A. This is an unusual situation in that the patient appears to have developed cirrhosis despite antiviral therapy of hepatitis B and despite having undetectable HBV DNA levels for several years. If ALT levels had been elevated (ALT levels were not provided), I would consider evaluating the patient for other causes of liver disease such as autoimmune hepatitis, metabolic diseases (alpha-1-antitrypsin deficiency, hemochromatosis, Wilson disease), hepatitis C and biliary disease (eg, primary sclerosing cholangitis, PSC). I would also consider doing a liver biopsy to confirm the presence of cirrhosis as an ultrasound may not be reliable in this regard. A liver biopsy would also assist in assessing other causes of liver disease in this patient.

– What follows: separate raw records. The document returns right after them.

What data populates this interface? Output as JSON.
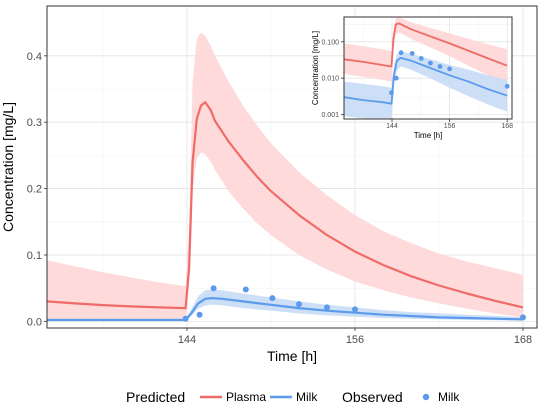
{
  "chart_data": [
    {
      "type": "line",
      "xlabel": "Time [h]",
      "ylabel": "Concentration [mg/L]",
      "xlim": [
        134,
        169
      ],
      "ylim": [
        -0.01,
        0.475
      ],
      "xticks": [
        144,
        156,
        168
      ],
      "yticks": [
        0.0,
        0.1,
        0.2,
        0.3,
        0.4
      ],
      "ytick_labels": [
        "0.0",
        "0.1",
        "0.2",
        "0.3",
        "0.4"
      ],
      "grid": true,
      "series": [
        {
          "name": "Plasma",
          "kind": "predicted",
          "color": "#ef6b67",
          "band_color": "#ffd6d6",
          "x": [
            134,
            136,
            138,
            140,
            142,
            143.9,
            144.15,
            144.4,
            144.7,
            145,
            145.3,
            145.7,
            146,
            147,
            148,
            149,
            150,
            152,
            154,
            156,
            158,
            160,
            162,
            164,
            166,
            168
          ],
          "values": [
            0.03,
            0.027,
            0.0245,
            0.0225,
            0.021,
            0.02,
            0.08,
            0.24,
            0.305,
            0.325,
            0.33,
            0.318,
            0.302,
            0.27,
            0.243,
            0.218,
            0.196,
            0.16,
            0.13,
            0.105,
            0.085,
            0.068,
            0.054,
            0.042,
            0.031,
            0.021
          ],
          "lower": [
            0.0,
            0.0,
            0.0,
            0.0,
            0.0,
            0.0,
            0.06,
            0.2,
            0.245,
            0.255,
            0.252,
            0.24,
            0.228,
            0.195,
            0.17,
            0.148,
            0.13,
            0.1,
            0.078,
            0.06,
            0.047,
            0.036,
            0.027,
            0.019,
            0.012,
            0.006
          ],
          "upper": [
            0.092,
            0.083,
            0.074,
            0.066,
            0.059,
            0.053,
            0.14,
            0.36,
            0.425,
            0.435,
            0.43,
            0.415,
            0.4,
            0.36,
            0.325,
            0.295,
            0.268,
            0.225,
            0.19,
            0.16,
            0.136,
            0.118,
            0.102,
            0.09,
            0.08,
            0.07
          ]
        },
        {
          "name": "Milk",
          "kind": "predicted",
          "color": "#5c9bec",
          "band_color": "#c7dcf5",
          "x": [
            134,
            138,
            142,
            143.9,
            144.3,
            144.8,
            145.3,
            145.8,
            146.5,
            148,
            150,
            152,
            154,
            156,
            158,
            160,
            162,
            164,
            166,
            168
          ],
          "values": [
            0.002,
            0.002,
            0.002,
            0.002,
            0.012,
            0.027,
            0.034,
            0.035,
            0.034,
            0.03,
            0.025,
            0.02,
            0.016,
            0.013,
            0.01,
            0.008,
            0.006,
            0.005,
            0.004,
            0.003
          ],
          "lower": [
            0.0005,
            0.0005,
            0.0005,
            0.0005,
            0.008,
            0.019,
            0.024,
            0.025,
            0.024,
            0.02,
            0.016,
            0.012,
            0.009,
            0.007,
            0.005,
            0.004,
            0.003,
            0.0022,
            0.0016,
            0.0012
          ],
          "upper": [
            0.004,
            0.004,
            0.004,
            0.004,
            0.018,
            0.038,
            0.047,
            0.048,
            0.047,
            0.042,
            0.036,
            0.03,
            0.025,
            0.021,
            0.017,
            0.014,
            0.012,
            0.01,
            0.008,
            0.0065
          ]
        },
        {
          "name": "Milk",
          "kind": "observed",
          "color": "#5c9bec",
          "x": [
            143.9,
            144.9,
            145.9,
            148.2,
            150.1,
            152,
            154,
            156,
            168
          ],
          "values": [
            0.004,
            0.01,
            0.05,
            0.048,
            0.035,
            0.026,
            0.021,
            0.018,
            0.006
          ]
        }
      ]
    },
    {
      "type": "line",
      "xlabel": "Time [h]",
      "ylabel": "Concentration [mg/L]",
      "log_y": true,
      "xlim": [
        134,
        169
      ],
      "ylim_log10": [
        -3.12,
        -0.32
      ],
      "xticks": [
        144,
        156,
        168
      ],
      "yticks": [
        0.001,
        0.01,
        0.1
      ],
      "ytick_labels": [
        "0.001",
        "0.010",
        "0.100"
      ],
      "grid": true,
      "series": [
        {
          "name": "Plasma",
          "kind": "predicted",
          "color": "#ef6b67",
          "band_color": "#ffd6d6",
          "x": [
            134,
            138,
            142,
            143.9,
            144.3,
            144.8,
            145.5,
            148,
            152,
            156,
            160,
            164,
            168
          ],
          "values": [
            0.033,
            0.028,
            0.023,
            0.021,
            0.12,
            0.3,
            0.32,
            0.22,
            0.14,
            0.09,
            0.056,
            0.035,
            0.022
          ],
          "lower": [
            0.013,
            0.011,
            0.009,
            0.008,
            0.06,
            0.16,
            0.18,
            0.12,
            0.07,
            0.04,
            0.022,
            0.012,
            0.007
          ],
          "upper": [
            0.09,
            0.075,
            0.062,
            0.055,
            0.2,
            0.46,
            0.47,
            0.34,
            0.24,
            0.17,
            0.12,
            0.085,
            0.062
          ]
        },
        {
          "name": "Milk",
          "kind": "predicted",
          "color": "#5c9bec",
          "band_color": "#c7dcf5",
          "x": [
            134,
            138,
            142,
            143.9,
            144.4,
            145,
            145.8,
            148,
            152,
            156,
            160,
            164,
            168
          ],
          "values": [
            0.003,
            0.0025,
            0.0022,
            0.002,
            0.012,
            0.03,
            0.036,
            0.03,
            0.019,
            0.012,
            0.008,
            0.005,
            0.0033
          ],
          "lower": [
            0.0009,
            0.0008,
            0.0007,
            0.0006,
            0.006,
            0.016,
            0.021,
            0.017,
            0.01,
            0.0055,
            0.0032,
            0.0019,
            0.0012
          ],
          "upper": [
            0.008,
            0.007,
            0.006,
            0.0055,
            0.02,
            0.046,
            0.054,
            0.047,
            0.033,
            0.023,
            0.017,
            0.012,
            0.009
          ]
        },
        {
          "name": "Milk",
          "kind": "observed",
          "color": "#5c9bec",
          "x": [
            143.9,
            144.9,
            145.9,
            148.2,
            150.1,
            152,
            154,
            156,
            168
          ],
          "values": [
            0.004,
            0.01,
            0.05,
            0.048,
            0.035,
            0.026,
            0.021,
            0.018,
            0.006
          ]
        }
      ]
    }
  ],
  "legend": {
    "placement": "bottom",
    "predicted_title": "Predicted",
    "predicted_items": [
      {
        "label": "Plasma",
        "color": "#ef6b67"
      },
      {
        "label": "Milk",
        "color": "#5c9bec"
      }
    ],
    "observed_title": "Observed",
    "observed_items": [
      {
        "label": "Milk",
        "color": "#5c9bec"
      }
    ]
  }
}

—Adrian M. Di Bisceglie, MD, FACP
Q: A baby that has been born of an HBV carrier (HBsAg positive, Anti-HBs negative, HBeAg negative, Anti-HBe positive), shows the following markers when she is 15 months old: HBsAg(-), Anti-HBs(-), Anti-HBc IgM(-), Anti-HBc(+), HBeAg(-) and Anti-HBeAg(-). That is, it is a case with isolated Anti-HBc. She has no other symptoms, except that ALT is 53. How can we interpret these results? May she be recovering from an acute HBV?
A: It is recommended that infants born to mothers with hepatitis B receive both hepatitis B immune globulin (HBIG) and the first of three doses of hepatitis B vaccine shortly after birth. This approach appears to protect most infants and only about 5% become infected with HBV, particularly if the mother is seropositive for HBeAg and has high serum levels of HBV DNA. It is further recommended that infants be tested for hepatitis B at 12 months of age. The usual test done at this time is HBsAg.

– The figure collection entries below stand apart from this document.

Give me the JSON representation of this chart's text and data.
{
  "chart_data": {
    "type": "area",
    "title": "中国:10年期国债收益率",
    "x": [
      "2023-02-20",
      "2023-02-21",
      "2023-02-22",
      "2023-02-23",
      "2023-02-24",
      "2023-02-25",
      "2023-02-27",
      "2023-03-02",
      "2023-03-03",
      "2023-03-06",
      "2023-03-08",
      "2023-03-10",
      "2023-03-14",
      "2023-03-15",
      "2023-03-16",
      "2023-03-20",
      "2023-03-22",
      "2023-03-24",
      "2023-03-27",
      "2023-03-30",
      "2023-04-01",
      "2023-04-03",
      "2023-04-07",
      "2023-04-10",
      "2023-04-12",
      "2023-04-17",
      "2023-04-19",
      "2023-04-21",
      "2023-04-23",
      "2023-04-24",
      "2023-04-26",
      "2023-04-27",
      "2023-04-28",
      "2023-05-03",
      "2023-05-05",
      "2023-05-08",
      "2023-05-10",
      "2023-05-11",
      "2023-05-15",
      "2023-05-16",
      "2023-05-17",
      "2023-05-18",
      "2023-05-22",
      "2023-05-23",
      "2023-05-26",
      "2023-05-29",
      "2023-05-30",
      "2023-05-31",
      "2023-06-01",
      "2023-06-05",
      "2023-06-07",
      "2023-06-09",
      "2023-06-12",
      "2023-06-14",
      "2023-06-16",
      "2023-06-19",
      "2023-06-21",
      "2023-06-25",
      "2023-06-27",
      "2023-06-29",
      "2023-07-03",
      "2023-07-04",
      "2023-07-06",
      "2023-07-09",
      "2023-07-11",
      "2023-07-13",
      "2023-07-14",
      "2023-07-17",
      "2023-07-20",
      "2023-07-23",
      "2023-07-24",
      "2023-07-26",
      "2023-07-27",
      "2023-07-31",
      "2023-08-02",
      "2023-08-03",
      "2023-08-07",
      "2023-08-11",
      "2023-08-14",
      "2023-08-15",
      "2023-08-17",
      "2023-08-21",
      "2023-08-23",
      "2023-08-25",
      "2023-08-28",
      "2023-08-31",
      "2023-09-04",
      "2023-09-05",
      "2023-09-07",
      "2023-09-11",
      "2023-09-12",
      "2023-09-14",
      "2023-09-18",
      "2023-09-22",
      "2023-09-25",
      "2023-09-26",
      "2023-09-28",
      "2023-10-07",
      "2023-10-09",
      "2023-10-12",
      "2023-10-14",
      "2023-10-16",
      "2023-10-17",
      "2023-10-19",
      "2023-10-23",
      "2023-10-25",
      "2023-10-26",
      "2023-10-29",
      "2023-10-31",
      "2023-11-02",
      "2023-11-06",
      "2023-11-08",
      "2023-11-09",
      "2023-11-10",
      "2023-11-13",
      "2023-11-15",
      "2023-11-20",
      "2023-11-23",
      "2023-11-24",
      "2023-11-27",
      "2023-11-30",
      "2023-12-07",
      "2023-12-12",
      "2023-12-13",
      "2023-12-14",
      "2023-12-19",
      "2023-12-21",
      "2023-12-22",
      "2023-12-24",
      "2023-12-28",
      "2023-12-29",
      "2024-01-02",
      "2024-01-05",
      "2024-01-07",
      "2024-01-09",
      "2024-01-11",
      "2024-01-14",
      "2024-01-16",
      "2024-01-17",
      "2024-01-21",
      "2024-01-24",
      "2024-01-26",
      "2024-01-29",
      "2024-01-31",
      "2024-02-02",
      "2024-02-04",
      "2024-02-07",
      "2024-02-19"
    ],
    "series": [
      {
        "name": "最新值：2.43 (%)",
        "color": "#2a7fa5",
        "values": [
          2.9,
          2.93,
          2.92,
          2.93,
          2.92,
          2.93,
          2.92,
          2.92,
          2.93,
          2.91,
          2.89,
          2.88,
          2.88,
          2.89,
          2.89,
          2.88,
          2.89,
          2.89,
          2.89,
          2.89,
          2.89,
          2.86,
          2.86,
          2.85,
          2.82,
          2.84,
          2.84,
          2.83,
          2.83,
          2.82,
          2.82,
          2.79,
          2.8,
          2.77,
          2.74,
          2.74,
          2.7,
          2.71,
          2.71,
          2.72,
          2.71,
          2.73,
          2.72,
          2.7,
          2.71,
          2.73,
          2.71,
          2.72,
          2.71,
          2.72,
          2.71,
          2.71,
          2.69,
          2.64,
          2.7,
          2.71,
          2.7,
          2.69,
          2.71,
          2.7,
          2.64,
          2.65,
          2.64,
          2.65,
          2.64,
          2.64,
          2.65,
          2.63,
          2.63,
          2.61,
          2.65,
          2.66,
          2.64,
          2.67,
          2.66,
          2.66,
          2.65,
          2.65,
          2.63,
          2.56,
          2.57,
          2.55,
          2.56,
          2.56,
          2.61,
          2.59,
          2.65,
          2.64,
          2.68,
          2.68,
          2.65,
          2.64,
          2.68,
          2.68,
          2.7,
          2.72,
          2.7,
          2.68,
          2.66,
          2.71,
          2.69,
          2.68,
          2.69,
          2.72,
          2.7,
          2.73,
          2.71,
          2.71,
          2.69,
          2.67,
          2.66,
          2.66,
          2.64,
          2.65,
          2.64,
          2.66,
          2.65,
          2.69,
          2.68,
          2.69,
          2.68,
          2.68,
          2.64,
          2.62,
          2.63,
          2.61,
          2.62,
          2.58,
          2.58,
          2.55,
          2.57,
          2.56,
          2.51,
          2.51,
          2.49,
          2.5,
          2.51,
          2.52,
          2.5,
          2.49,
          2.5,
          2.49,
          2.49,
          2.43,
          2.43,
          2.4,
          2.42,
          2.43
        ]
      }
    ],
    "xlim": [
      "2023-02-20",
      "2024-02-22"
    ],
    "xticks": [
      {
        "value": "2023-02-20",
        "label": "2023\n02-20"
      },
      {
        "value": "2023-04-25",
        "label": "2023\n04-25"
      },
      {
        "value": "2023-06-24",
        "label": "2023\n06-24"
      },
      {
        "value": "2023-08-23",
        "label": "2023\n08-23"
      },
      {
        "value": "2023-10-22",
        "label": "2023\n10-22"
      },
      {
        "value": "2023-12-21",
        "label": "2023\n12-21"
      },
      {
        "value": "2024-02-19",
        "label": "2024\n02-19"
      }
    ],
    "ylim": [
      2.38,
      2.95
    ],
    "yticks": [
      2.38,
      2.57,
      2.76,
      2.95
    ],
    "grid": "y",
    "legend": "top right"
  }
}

The case described is somewhat unusual for a few reasons. Firstly, the infant is seronegative for anti-HBs, which would be unusual particularly if she received HBIG and a full course of vaccine as recommended. It would also be unusual to order all of these tests as described. If the infant were recovering from acute HBV infection as was suggested by the reader, it is likely that IgM anti-HBc would still be detectable but it is negative in this infant. So there are only three possible explanations for the serological findings in this infant: 1) the child may have been infected with HBV and recovered without making anti-HBs, 2) the child may be chronically infected at a very low level with HBV, hence anti-HBs has not appeared or 3) this may be a false positive anti-HBc.

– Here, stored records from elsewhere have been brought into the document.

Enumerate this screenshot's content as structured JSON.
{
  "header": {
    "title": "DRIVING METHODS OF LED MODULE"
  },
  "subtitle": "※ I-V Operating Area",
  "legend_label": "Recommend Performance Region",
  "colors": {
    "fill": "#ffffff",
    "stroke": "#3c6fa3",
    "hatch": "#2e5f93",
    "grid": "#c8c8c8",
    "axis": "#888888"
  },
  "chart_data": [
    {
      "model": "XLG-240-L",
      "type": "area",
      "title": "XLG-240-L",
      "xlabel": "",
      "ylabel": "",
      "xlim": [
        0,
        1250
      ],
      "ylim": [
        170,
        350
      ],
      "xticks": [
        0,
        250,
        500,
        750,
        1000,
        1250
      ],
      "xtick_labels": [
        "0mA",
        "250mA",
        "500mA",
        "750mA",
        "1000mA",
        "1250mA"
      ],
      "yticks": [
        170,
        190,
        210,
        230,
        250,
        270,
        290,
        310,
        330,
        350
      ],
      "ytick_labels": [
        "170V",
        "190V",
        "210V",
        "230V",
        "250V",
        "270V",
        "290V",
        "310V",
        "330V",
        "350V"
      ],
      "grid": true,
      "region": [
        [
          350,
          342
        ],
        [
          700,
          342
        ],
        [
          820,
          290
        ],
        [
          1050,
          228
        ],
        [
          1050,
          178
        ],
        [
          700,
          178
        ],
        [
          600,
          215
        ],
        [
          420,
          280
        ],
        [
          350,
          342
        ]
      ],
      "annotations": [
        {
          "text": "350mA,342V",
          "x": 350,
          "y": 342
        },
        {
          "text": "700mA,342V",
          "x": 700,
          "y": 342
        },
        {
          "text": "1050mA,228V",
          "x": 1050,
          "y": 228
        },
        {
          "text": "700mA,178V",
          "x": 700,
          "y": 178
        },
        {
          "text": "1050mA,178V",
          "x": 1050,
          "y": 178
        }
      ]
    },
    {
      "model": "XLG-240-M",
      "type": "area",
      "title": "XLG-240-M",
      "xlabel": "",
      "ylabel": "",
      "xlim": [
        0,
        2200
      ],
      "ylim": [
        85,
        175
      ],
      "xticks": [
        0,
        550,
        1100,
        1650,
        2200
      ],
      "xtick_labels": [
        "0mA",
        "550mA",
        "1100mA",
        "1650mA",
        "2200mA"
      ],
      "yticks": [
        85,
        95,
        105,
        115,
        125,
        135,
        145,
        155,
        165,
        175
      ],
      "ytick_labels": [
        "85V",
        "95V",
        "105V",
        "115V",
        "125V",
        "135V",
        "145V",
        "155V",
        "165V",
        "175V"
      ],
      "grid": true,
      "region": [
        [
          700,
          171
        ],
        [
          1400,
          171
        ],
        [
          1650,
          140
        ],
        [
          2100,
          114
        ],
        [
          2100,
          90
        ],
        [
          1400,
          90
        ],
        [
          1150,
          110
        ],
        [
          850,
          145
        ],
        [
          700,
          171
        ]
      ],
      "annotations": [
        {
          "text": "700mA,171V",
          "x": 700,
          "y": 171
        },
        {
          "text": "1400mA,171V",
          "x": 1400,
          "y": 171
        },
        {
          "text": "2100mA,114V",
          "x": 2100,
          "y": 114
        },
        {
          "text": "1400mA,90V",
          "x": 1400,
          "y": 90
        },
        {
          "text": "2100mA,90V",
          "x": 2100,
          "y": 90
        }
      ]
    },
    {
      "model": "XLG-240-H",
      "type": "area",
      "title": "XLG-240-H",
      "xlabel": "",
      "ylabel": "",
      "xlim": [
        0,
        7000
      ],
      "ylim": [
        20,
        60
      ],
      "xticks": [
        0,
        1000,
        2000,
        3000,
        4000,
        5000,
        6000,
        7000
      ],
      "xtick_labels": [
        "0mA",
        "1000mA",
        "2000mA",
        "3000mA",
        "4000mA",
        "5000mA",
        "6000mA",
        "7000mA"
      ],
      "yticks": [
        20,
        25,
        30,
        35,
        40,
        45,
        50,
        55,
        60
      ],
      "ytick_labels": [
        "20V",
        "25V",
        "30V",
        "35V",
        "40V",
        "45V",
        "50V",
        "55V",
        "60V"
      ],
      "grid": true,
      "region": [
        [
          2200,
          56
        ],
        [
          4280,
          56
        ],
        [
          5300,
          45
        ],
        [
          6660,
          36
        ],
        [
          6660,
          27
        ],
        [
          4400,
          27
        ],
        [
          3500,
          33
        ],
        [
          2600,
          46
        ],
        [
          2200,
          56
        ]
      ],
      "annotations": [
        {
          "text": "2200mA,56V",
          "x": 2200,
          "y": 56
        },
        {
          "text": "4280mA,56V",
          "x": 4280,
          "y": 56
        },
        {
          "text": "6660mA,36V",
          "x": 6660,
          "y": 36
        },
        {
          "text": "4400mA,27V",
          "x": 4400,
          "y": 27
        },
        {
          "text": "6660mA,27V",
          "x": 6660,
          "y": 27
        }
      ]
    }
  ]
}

My approach to this case would be to: 1) repeat serological testing (in particular HBsAg, anti-HBs and anti-HBc with a sensitive test for HBV DNA to check for the presence of low level HBV infection and measurement of serum aminotransferases to check for disease activity, and 2) if HBsAg and anti-HBs remain negative, I would repeat the course of three doses of vaccination.
It may be that the answer only becomes clear with time, but at this stage I would not be too concerned about the child's condition.